Prior to getting a Tesla, I thought that I was well-positioned to be the exception to the rule that EVs are harder to own if you live in an apartment. I live a mile — give or take — from both Tesla superchargers and a Tesla gallery and service center, probably putting me in the closest 1% in terms of ease-of-access to both. But I now believe that industry and perhaps government have further to go before the 20% of the population that currently live in apartments can live with an electric vehicle as conveniently as they can a gas-powered car. The same goes for travelers to the more rural portions of our country.

What Did I Replace the Tesla With?

I didn’t know whether finding an affordable replacement car would even be possible in January, 2021. I was committed to not paying over MSRP for what amounted to an optional and early car transaction. I hope that the current supply-chain issues won’t last forever and that eventually the value of used cars will come back down to the same extent that they’re currently inflated. I didn’t want to be left holding a larger-than-normal bag of negative equity down the road.

I began by looking for a fuel-efficient economy car, specifically a Honda Civic or a Toyota Corolla. The first Honda dealer that I spoke with said they were getting $5,000 over MSRP on new Civics. I then tailored my subsequent dealer outreach to let sellers know that I was looking to pay no more than MSRP with the only dealer add ons being gap insurance and dealer financing. This way they could calculate their likely profit from the transaction and avoid wasting both our time if they wanted more. Almost nobody got back to me where I’d been up-front with these expectations.

With the help of CarGurus, I identified the lowest-priced new Jeep Grand Cherokee within 50 miles. Officially it’s a 2021 Jeep Grand Cherokee Laredo E 4WD, the no-frills base model of the outgoing fourth-generation WK2. Shaker’s Chrysler Dodge Jeep Ram in Watertown, Connecticut, had 144 new vehicles in stock. This one was priced at MSRP with 0% interest for 72 months or at $2895 below MSRP for cash buyers. It was also more than five thousand dollars cheaper than the cheapest Tesla currently available. My sales guy, Jordan Ginsberg, made it a quick transaction.

This basic Grand Cherokee does NOT have 4G LTE connectivity, remote start, leather seats, sunroof, LED headlights, power liftgate, adaptive cruise control, lane-keep assist, navigation and traffic info nor over-the-air feature updates. I’ll be fine without those things.

It does have 4 wheels, 4 doors (plus a liftgate), 5 seats (cloth), a 3.6L Pentastar V6 engine, the Quadra-Trac I 4WD system, a 24.6 gallon fuel tank and a compact spare.
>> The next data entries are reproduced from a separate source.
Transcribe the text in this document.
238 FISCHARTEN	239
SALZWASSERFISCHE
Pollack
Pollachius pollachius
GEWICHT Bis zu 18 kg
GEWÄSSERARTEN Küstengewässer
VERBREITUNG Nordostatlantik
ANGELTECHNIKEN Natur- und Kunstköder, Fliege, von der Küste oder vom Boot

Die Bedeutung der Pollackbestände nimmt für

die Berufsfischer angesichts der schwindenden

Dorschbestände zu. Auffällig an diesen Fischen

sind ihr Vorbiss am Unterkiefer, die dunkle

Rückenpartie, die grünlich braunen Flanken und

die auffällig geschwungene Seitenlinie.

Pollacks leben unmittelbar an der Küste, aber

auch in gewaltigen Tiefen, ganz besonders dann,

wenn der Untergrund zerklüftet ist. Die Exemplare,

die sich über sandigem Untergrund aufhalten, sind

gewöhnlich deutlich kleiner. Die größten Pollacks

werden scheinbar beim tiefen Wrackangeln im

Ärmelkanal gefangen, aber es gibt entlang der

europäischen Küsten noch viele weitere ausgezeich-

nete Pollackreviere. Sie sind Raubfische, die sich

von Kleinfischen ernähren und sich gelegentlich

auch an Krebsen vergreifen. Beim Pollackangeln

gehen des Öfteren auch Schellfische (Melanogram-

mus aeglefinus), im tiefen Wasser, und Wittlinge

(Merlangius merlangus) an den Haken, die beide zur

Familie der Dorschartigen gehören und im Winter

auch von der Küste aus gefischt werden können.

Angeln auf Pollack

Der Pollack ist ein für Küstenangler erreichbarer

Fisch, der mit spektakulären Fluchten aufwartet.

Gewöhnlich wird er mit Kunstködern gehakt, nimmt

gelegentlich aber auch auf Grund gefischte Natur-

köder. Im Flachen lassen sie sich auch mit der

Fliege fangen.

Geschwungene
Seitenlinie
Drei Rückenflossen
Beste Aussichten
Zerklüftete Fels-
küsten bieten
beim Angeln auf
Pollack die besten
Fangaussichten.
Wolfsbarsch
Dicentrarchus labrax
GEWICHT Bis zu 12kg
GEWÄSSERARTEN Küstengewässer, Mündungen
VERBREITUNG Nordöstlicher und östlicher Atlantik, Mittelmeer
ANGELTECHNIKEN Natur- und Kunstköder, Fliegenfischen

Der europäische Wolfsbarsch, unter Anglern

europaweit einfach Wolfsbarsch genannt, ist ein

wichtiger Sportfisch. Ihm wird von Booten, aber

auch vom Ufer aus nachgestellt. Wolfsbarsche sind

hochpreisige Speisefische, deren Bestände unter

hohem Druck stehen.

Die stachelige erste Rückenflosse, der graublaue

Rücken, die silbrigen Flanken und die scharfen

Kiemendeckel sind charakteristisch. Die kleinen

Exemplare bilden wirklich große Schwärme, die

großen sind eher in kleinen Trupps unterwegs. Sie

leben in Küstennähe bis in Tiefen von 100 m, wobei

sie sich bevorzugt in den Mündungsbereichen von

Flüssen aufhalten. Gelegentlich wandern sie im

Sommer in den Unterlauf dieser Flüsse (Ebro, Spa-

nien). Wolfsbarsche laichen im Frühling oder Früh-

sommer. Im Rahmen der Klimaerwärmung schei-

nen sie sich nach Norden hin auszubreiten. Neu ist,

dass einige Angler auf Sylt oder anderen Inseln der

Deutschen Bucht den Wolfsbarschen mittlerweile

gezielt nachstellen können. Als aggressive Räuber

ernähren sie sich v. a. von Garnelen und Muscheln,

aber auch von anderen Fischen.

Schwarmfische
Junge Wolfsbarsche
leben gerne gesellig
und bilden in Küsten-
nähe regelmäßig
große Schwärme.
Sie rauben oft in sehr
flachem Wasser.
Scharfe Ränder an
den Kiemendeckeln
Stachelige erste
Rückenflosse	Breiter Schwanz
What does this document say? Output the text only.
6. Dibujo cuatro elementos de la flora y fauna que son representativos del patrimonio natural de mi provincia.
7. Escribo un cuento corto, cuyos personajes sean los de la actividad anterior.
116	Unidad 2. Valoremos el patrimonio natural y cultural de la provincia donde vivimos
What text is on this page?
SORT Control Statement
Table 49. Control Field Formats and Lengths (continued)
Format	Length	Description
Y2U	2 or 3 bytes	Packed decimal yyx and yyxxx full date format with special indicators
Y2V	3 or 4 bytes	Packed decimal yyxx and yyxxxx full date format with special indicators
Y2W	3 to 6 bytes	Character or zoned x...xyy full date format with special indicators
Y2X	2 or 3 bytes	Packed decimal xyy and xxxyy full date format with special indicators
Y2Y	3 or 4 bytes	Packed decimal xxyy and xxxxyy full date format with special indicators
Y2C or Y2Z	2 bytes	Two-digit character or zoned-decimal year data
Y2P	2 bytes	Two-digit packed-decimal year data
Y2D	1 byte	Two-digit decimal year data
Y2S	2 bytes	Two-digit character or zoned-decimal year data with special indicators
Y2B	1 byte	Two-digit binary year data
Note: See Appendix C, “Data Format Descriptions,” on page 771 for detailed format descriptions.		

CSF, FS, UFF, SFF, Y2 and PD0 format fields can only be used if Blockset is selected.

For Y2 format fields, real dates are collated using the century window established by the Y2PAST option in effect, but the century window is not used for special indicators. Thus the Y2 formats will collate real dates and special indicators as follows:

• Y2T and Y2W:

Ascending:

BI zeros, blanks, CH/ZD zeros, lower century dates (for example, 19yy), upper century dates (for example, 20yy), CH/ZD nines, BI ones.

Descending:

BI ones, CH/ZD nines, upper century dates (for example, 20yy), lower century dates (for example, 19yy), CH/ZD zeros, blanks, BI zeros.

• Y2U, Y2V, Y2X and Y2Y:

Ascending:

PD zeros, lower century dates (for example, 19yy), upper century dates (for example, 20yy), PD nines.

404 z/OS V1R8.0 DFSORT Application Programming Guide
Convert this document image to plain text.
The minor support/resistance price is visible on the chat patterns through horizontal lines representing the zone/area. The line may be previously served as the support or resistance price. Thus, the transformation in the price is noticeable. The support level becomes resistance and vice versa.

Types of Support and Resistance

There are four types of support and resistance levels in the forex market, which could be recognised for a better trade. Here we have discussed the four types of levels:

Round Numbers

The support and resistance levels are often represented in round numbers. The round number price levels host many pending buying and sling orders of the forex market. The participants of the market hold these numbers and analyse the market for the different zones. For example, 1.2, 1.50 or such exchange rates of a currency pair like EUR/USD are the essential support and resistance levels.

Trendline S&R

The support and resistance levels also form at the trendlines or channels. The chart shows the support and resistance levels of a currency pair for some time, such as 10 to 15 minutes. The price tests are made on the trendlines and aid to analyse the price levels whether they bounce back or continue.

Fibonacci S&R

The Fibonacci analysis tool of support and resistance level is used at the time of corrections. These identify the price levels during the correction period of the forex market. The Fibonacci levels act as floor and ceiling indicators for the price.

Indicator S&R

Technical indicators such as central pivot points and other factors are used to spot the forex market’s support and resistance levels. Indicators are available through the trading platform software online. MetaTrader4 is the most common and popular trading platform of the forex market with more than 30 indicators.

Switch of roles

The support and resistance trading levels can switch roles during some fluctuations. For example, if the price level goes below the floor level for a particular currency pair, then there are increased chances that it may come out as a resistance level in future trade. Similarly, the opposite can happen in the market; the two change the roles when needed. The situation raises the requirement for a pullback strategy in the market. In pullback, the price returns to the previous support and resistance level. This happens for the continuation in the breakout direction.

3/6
It has a steel roof painted white to reflect sunlight rather than create the maximum greenhouse effect inside. And it was assembled by United Auto Workers Local 7 at the Jefferson North Assembly Plant in Detroit, which means that it’s Joe Biden-approved. It can be fueled in any town in America, serviced in any city in America and repaired at any body shop in America.

In Conclusion

With any luck the Jeep may be my last internal-combustion vehicle. I’ve already driven it a full week and I have over half a tank of gas left. I hope that the EV industry catches up with people like me sooner rather than later. Had the Build Back Better bill sailed through Congress, I’d assume that the proliferation of electrified transportation and the supporting infrastructure to go along with it was right around the corner. At the moment I’m not quite as sure on the timeline. All I know is that having experienced an EV first-hand for eight months, I’ve chosen not to be an early adopter after all, and will stick with the conventional for a bit longer.